Scientists and Businesspeople Work Together for Big Data Research Solution

February 28, 2013

Ah, we’re pleased to see this real-world step with regard to big data. Science Daily informs us, “Solving Big-Data Bottleneck: Scientists Team with Business Innovators to Tackle Research Hurdles.” Researchers from Harvard Medical School, Harvard Business School, and London Business School have partnered to apply the benefits of a commercial crowdsourcing platform to a significant challenge—finding a data-analysis program that can handle the complexities of biological research analysis. The article reveals:

“Partnering with TopCoder, a crowdsourcing platform with a global community of 450,000 algorithm specialists and software developers, researchers identified a program that can analyze vast amounts of data, in this case from the genes and gene mutations that build antibodies and T cell receptors. Since the immune system takes a limited number of genes and recombines them to fight a seemingly infinite number of invaders, predicting these genetic configurations has proven a massive challenge, with few good solutions.

“The program identified through this crowdsourcing experiment succeeded with an unprecedented level of accuracy and remarkable speed.”

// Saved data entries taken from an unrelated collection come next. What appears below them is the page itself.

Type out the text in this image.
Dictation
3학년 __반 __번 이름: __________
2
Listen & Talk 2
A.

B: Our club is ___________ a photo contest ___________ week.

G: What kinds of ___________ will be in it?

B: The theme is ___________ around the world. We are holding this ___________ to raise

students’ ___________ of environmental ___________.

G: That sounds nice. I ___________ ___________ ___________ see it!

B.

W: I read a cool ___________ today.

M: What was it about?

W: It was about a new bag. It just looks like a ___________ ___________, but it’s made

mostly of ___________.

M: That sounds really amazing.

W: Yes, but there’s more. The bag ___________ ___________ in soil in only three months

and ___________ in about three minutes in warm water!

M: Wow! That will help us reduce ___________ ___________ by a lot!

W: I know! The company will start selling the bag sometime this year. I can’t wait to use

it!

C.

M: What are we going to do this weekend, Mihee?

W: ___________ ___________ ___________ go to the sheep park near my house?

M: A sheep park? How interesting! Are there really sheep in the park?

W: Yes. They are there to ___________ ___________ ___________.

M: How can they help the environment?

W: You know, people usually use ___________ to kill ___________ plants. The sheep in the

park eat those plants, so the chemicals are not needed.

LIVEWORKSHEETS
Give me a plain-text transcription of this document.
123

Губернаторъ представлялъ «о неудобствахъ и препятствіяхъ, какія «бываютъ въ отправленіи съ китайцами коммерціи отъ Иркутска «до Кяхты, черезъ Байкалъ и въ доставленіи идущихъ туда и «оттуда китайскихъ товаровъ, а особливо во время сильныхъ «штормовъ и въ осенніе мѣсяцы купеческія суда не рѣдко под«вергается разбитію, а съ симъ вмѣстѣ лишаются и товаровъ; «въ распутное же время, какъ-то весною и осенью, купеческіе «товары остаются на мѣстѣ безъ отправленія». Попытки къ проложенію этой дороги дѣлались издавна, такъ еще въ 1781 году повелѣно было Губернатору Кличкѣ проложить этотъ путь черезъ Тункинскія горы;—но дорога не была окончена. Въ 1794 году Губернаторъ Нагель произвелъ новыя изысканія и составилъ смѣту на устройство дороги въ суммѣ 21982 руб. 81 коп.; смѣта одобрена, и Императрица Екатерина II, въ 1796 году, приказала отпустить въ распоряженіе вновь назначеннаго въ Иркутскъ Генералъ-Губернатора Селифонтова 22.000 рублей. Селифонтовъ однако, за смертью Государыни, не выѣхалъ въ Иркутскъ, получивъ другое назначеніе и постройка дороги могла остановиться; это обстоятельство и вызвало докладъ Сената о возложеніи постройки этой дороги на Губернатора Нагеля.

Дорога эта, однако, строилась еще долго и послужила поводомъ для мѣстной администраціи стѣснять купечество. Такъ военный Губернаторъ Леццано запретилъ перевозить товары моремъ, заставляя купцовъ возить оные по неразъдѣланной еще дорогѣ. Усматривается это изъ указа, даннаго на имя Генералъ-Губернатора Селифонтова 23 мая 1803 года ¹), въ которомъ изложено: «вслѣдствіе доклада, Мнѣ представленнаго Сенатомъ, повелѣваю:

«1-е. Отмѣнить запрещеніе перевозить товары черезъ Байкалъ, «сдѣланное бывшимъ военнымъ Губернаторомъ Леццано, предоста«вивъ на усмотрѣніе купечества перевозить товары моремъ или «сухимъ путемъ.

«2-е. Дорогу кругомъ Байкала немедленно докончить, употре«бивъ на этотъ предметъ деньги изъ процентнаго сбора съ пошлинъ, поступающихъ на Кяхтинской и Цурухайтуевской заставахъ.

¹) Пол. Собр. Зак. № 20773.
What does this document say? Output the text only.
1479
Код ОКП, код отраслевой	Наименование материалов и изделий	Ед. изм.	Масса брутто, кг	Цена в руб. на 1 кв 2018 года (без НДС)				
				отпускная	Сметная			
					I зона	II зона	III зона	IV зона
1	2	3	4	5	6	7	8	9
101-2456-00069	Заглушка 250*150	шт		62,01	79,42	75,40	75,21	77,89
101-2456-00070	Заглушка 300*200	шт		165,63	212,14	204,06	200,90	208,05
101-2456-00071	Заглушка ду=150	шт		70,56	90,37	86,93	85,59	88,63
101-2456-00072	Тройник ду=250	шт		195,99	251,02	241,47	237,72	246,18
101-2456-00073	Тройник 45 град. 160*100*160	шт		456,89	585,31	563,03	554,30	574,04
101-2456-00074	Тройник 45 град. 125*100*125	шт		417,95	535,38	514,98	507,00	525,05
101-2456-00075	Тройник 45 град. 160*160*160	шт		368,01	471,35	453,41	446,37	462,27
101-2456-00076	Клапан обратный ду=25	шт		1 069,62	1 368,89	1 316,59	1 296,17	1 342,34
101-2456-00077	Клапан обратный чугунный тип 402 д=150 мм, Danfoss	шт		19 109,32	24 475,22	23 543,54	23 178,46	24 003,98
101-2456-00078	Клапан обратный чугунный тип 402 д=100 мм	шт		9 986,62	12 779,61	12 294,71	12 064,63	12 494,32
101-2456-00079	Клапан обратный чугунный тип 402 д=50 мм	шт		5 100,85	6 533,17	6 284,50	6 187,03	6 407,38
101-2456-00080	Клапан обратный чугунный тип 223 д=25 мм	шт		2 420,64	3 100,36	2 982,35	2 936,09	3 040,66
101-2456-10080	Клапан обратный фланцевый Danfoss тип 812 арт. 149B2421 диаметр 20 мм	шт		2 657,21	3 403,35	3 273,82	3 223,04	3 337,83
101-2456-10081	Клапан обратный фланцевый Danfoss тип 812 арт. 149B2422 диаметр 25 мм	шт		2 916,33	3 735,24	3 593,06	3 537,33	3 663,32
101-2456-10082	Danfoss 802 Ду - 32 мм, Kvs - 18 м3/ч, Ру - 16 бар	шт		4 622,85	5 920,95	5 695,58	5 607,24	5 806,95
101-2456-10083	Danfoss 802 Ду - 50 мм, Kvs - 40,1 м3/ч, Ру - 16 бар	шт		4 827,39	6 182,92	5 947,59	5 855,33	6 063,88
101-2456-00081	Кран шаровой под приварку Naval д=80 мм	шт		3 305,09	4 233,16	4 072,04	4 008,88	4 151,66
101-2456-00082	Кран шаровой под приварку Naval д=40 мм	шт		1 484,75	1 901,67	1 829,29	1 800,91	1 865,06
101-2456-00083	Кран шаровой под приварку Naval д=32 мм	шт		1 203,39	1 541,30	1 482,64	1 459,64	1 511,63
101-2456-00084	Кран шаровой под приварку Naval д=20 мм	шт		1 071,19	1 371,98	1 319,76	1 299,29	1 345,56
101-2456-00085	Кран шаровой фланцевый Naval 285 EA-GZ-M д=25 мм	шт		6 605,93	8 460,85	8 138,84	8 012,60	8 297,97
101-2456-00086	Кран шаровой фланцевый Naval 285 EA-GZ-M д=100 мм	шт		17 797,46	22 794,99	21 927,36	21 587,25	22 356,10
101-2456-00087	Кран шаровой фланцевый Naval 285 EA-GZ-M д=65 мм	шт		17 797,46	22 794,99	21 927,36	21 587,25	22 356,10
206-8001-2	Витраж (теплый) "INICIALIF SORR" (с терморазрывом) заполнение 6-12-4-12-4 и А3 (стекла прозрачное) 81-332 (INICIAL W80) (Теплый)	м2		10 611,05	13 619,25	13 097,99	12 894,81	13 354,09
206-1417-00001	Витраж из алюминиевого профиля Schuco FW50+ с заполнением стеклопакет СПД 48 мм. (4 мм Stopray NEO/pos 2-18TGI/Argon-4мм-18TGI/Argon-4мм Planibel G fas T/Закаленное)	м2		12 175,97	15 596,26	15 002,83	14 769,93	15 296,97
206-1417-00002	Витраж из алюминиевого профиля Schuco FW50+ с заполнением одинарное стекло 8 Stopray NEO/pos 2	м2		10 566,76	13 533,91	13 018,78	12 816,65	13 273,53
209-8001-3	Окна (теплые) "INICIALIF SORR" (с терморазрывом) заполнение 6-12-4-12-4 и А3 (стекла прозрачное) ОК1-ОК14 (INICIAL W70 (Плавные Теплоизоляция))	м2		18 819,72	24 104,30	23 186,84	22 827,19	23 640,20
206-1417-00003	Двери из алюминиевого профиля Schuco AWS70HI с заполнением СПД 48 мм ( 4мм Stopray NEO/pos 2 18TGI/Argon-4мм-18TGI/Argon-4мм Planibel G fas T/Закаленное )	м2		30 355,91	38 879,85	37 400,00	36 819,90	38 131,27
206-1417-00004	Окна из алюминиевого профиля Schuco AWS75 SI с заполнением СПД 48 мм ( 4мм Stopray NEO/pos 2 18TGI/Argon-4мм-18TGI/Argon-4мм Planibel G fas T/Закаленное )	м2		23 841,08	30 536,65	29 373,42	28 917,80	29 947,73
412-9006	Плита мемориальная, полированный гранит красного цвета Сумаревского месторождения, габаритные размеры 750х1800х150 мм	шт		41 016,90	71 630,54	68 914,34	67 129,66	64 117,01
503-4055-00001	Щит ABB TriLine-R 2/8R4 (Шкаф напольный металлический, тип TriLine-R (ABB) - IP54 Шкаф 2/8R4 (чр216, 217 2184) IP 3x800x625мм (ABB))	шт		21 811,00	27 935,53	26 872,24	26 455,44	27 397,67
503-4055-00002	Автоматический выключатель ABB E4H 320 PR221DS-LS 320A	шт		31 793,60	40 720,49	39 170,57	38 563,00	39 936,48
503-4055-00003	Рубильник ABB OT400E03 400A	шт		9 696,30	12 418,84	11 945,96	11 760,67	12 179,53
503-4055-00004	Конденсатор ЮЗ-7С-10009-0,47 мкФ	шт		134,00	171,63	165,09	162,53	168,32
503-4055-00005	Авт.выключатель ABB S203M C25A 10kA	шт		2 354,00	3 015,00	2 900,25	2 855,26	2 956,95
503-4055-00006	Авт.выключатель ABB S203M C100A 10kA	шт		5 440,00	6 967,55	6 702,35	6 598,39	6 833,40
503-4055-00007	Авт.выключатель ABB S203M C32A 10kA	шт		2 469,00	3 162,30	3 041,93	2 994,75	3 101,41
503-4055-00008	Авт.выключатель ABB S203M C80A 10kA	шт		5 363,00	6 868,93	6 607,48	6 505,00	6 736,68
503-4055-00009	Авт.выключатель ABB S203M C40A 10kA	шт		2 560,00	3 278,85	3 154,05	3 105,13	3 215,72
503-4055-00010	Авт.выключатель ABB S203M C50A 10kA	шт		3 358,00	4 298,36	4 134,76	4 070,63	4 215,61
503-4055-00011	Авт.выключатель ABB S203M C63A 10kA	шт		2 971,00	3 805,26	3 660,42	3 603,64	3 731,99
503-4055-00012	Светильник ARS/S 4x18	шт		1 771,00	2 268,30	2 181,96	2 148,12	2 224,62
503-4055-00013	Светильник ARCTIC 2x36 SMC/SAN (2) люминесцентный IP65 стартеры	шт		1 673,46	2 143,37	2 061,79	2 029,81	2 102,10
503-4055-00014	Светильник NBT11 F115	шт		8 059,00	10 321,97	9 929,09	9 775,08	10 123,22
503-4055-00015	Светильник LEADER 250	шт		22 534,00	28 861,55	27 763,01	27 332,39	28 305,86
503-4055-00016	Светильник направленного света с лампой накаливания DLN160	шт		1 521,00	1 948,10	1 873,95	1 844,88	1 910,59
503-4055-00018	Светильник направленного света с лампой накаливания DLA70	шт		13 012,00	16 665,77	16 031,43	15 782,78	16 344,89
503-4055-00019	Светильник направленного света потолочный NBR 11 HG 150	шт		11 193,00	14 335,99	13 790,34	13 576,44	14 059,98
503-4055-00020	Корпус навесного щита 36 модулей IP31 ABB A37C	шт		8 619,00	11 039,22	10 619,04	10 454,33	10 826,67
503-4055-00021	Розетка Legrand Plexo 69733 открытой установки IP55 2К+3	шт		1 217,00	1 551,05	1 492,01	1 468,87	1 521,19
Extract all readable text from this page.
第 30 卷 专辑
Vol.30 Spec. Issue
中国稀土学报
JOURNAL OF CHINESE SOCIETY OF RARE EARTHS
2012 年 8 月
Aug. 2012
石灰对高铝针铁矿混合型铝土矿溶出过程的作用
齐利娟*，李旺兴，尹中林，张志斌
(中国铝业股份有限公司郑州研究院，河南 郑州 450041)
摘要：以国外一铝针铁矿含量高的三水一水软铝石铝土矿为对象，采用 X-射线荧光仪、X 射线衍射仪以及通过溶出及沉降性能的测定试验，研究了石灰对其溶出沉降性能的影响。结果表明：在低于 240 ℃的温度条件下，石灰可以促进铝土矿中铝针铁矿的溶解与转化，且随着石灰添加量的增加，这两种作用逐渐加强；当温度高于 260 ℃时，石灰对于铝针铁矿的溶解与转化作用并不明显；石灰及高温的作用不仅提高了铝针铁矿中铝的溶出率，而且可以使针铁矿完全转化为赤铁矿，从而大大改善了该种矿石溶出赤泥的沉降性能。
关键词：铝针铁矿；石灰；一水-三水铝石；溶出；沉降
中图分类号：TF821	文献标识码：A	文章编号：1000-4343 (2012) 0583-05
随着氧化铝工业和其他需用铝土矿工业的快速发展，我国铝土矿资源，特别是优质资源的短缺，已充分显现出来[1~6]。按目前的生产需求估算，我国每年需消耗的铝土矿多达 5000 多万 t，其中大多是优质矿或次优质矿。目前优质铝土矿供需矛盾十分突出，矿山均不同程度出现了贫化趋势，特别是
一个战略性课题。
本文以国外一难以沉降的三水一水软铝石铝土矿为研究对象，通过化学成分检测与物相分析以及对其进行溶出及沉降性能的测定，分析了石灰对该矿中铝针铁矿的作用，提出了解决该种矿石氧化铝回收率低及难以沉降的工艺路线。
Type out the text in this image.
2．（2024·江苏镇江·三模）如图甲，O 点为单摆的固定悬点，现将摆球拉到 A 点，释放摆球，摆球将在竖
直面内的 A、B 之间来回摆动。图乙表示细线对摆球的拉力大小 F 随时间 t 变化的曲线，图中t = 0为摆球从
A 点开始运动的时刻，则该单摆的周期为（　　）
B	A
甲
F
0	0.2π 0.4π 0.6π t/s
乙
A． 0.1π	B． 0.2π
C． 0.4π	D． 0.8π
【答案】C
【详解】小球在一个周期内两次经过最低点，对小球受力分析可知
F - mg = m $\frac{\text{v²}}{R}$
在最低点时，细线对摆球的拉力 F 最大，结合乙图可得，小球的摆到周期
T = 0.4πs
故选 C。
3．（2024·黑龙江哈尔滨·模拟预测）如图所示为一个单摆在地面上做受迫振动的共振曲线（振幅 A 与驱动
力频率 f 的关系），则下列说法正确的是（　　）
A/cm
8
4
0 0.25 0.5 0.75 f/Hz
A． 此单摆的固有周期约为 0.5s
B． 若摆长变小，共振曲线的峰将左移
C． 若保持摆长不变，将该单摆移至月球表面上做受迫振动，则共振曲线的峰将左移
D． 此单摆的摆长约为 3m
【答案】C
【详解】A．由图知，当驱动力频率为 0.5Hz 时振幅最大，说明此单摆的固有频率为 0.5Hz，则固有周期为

This is certainly a worthy big-data application, and confirmation that folks from different disciplines can effectively work together to accelerate progress. Before the project could really get going, though, the biologists had to translate their query into less-specialized language for the TopCoder community. After that, the viable suggestions came rolling in, and researchers picked their solution from an array of good choices. (Alas, the article does not disclose which software was selected.)

Researchers see more cross-discipline projects in the future; Harvard Business School’s Karim Lakhani notes that existing platforms and communities can provide a speedy alternative to the creation of custom data-analysis solutions. Yes, let’s hear it for cooperation!